Ahí estaban de nuevo, esos ojos vigilantes, azules, con ese tono frío y despiadado que por la noche no hacían más que solo mirarme. Cuando era pequeño solía llamarlo "amigo" pero eso era sólo para esconder el miedo que se sentía verlos siempre al recostarme, siempre al frente de mí, a donde fuera que mirara ellos siempre estaban, y yo no podía saber cuándo se iban a ir.
Todo empezó después de la tragedia. Yo tenía 6 años y mi hermano sólo 3, íbamos en el auto rumbo a la guardería dónde se quedaba Esteban por las tardes porque mis dos padres trabajaban.
Mis padres peleaban, mi madre estaba muy molesta por alguna razón y lloraba mientras gritaba con rabia al teléfono. Recuerdo muy bien a mi madre hablando por teléfono y gritando "¡Deja ya esas excusas!", mi madre estaba tan molesta que no se dio cuenta y en un movimiento brusco cambió de carril y venía un camión de frente ¿Qué pasó después? No lo recuerdo bien, de momento tengo pequeños "Destellos" (Así los llamó el psicólogo), recuerdos breves que me atormentan de ese día, el día que cambió mi vida para siempre.
Por años crecí con un resentimiento hacia mi madre, ella y yo resultamos casi ilesos tuvimos "suerte", pero mi hermano no la tuvo, sufrió daños en la cabeza, el choque fue demasiado brutal para que él lo soportara, el auto dio vueltas, Esteban se salió de la pequeña silla "protectora" e impactó muy fuerte su cabeza... Murió al instante
Pasé culpando a mis padres por esto durante algún tiempo... Pero hoy me doy cuenta que ellos no tuvieron totalmente la culpa.

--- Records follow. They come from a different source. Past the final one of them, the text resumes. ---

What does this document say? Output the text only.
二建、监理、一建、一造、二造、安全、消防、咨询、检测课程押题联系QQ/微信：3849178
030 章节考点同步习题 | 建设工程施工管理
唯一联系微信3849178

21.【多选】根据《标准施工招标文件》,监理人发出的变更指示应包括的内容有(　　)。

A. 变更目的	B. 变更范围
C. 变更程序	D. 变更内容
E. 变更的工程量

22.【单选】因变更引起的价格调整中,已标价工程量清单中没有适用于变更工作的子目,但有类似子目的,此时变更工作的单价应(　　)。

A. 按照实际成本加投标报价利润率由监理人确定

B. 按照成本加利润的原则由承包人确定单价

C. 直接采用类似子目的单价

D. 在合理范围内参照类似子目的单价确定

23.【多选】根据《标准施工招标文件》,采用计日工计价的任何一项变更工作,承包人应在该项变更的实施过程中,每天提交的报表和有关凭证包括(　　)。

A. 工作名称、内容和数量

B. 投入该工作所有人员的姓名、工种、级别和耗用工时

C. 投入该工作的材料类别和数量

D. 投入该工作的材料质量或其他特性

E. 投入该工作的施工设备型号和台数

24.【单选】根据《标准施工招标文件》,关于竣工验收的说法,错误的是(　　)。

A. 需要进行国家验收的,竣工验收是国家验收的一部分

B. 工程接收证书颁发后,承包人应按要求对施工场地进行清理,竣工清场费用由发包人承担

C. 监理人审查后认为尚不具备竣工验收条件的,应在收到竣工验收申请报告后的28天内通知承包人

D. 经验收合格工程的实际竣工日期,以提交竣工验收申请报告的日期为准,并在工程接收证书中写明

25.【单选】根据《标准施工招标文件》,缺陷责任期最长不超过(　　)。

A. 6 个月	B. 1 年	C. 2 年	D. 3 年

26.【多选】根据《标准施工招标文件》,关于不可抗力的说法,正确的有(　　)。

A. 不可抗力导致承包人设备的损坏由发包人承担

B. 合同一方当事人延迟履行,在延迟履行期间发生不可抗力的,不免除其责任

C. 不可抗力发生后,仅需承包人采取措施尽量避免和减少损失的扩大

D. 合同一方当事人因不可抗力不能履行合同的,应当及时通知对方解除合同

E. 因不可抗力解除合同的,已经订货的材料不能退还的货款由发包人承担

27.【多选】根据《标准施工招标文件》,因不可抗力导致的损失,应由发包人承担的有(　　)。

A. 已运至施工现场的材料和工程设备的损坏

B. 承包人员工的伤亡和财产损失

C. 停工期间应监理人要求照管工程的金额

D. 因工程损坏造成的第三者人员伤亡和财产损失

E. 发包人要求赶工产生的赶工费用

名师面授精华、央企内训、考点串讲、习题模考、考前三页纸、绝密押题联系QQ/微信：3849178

Poco después empezó todo; Las pesadillas, el ver a esos ojos tan seguido que ya hasta empezaba a parecer algo "normal", las voces en mi cabeza, los "destellos" cada vez más frecuentes. Hablé con mi madre a cerca de eso y pareció preocuparle, me llevó con el licenciado Arturo Rodriguez, quien me dio una especie de terapia... Juegos, ejercicios, en fin cosas que distrajeran a mi mente e hicieran desaparecer a mi "amigo", con las que a fin de cuentas, ¡lo consiguió! O eso creía hasta ahora... No creí que fuera a volver, de hecho ya ni siquiera lo recordaba, pero anoche ocurrió de nuevo, tal y como a los 6 años... Las visiones, las voces e incluso rasguños. Creí que todo había sido solo un mal sueño hasta que los vi de nuevo, esos ojos azules viéndome fijamente desde el rincón más oscuro de mi habitación con una serenidad y tranquilidad que lejos de transmitir paz, me provocaban desesperación y exaltación... ¡Esos malditos ojos de nuevo!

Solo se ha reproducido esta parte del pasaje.